Joan was placed under house arrest at Dourdan in the aftermath of the Parlement acquittal amidst suggestions that she might also have been having an adulterous affair herself, but enjoyed the continuing support of her husband, Philip. Philip campaigned for her release, which was forthcoming the next year and Joan returned to court. It is unclear why Philip stood by her in the way that he did. One theory has been that he was concerned that if he was to abandon Joan, he might also lose Burgundy, which he had gained through their marriage; another theory suggests that he was in truth very deeply in love with her. With the death after a few days of the baby King John I of France, Joan served as Philip's queen consort for several years; after Philip's death, she inherited the County of Artois from her mother and finally died in 1330.

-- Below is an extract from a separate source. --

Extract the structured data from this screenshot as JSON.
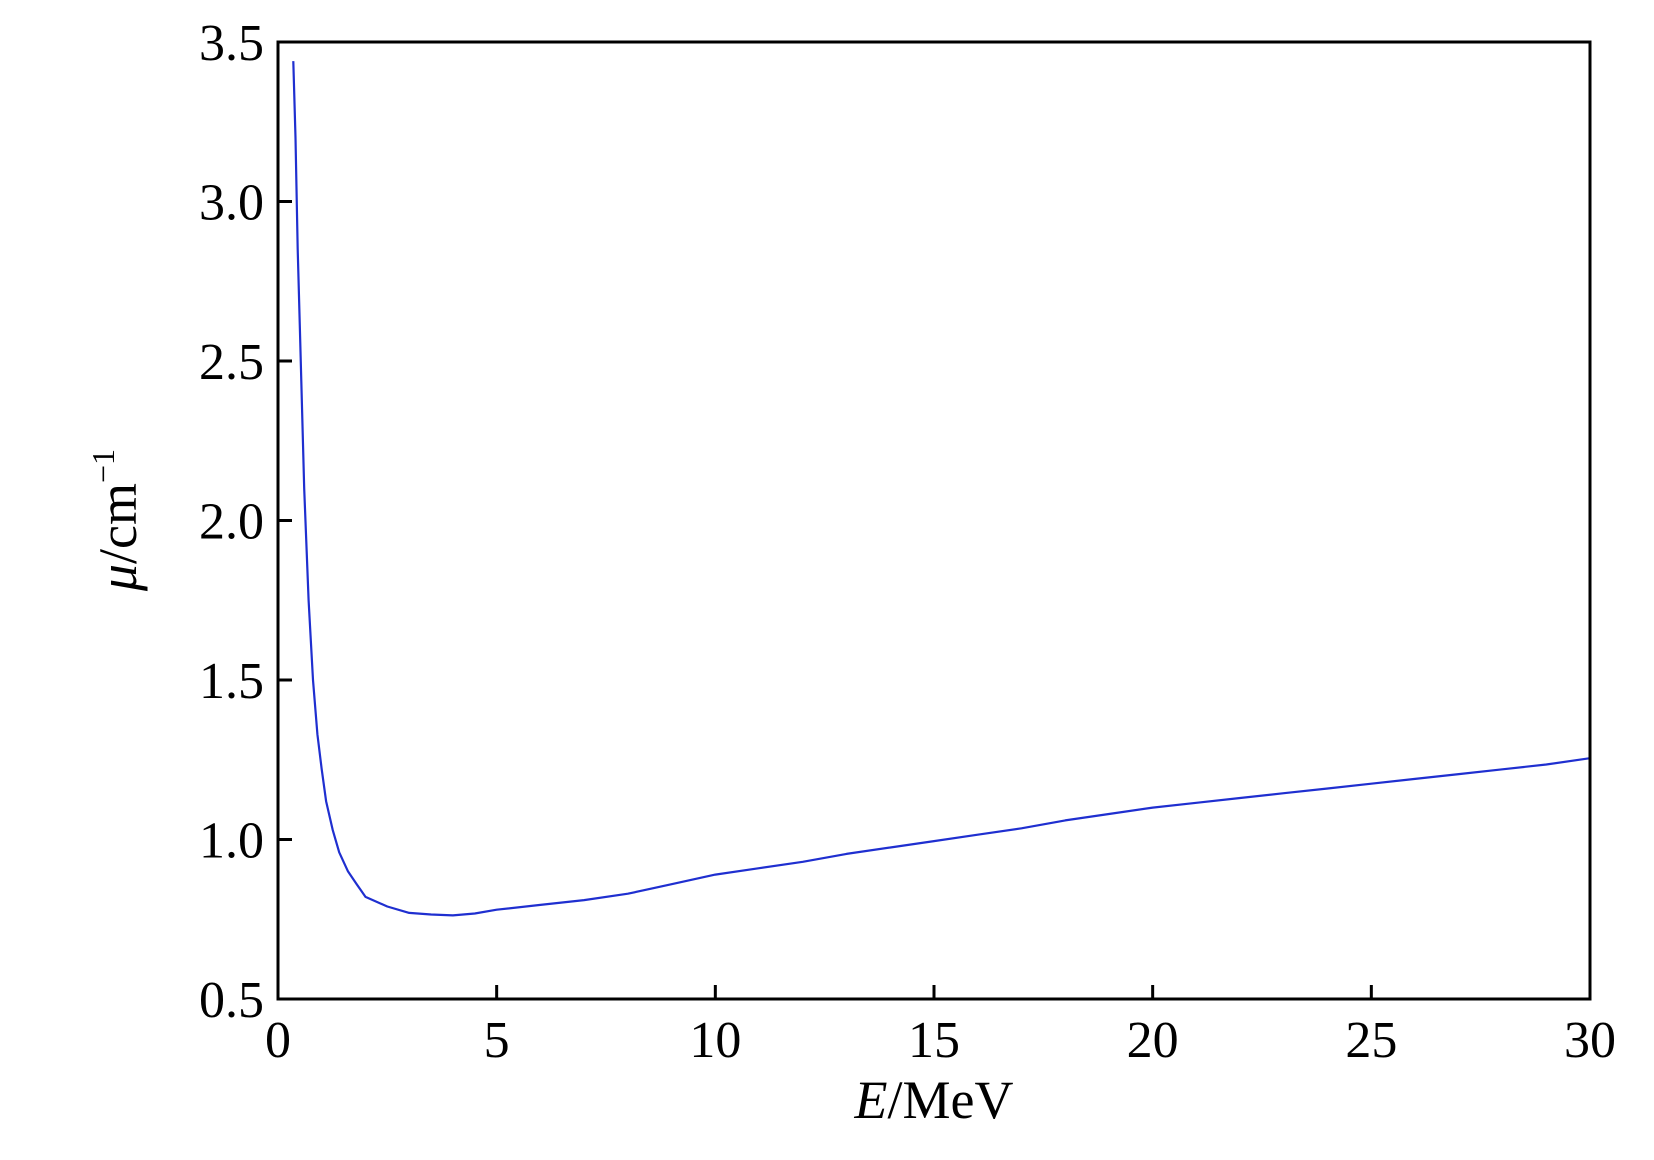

Blanche remained in prison at Château Gaillard as well for eight years until 1322, when Charles assumed the throne and she also technically became queen of France. Upon becoming king, Charles still refused to release Blanche, instead annulling their marriage and having Blanche confined to a nunnery. Charles remarried immediately afterwards to Marie of Luxembourg; Blanche died the next year, her health broken from the years spent underground.

== Aftermath and legacy ==
The affair badly damaged the reputation of women in senior French circles, contributing to the way that the Salic Law was implemented during subsequent arguments over the succession to the throne. When Louis died unexpectedly in 1316, supporters of his daughter Joan found that suspicions hung over her parentage following the scandal and that the French nobility were increasingly cautious over the concept of a woman inheriting the throne – Louis' brother, Philip took power instead, first as regent pending the birth of Louis' posthumous child, John, and then as king following that infant's death within days. Philip died unexpectedly young as well, and his younger brother Charles did not live long after remarrying after his coronation, similarly dying without male heirs. The interpretation of the Salic Law then placed the French succession in doubt. Despite Philip of Valois, the son of Charles of Valois, claiming the throne with French noble support, Edward III of England, the son of Isabella was able to press his own case, resulting in the ensuing Hundred Years War (1337–1453).

The affair would also have an impact in European culture. Scholars studying the theme of courtly love have observed that the narratives about adulterous queens die out shortly after the Tour de Nesle scandal, suggesting that they became less acceptable or entertaining after the executions and imprisonments in the French royal family. The Tour de Nesle guard-tower itself was destroyed in 1665.

The story of the affair was used by the French dramatist Alexandre Dumas as the basis for his play La Tour de Nesle in 1832, "a romantic thriller reconstructing medieval crimes on a grand scale". Le Roi de fer (1955), the first novel of Maurice Druon's seven-volume series Les Rois maudits (The Accursed Kings), describes the affair and the subsequent executions in lurid and imaginative detail. The novels have been adapted for television twice, in 1972 and 2005, and a new adaptation for film was announced in 2024.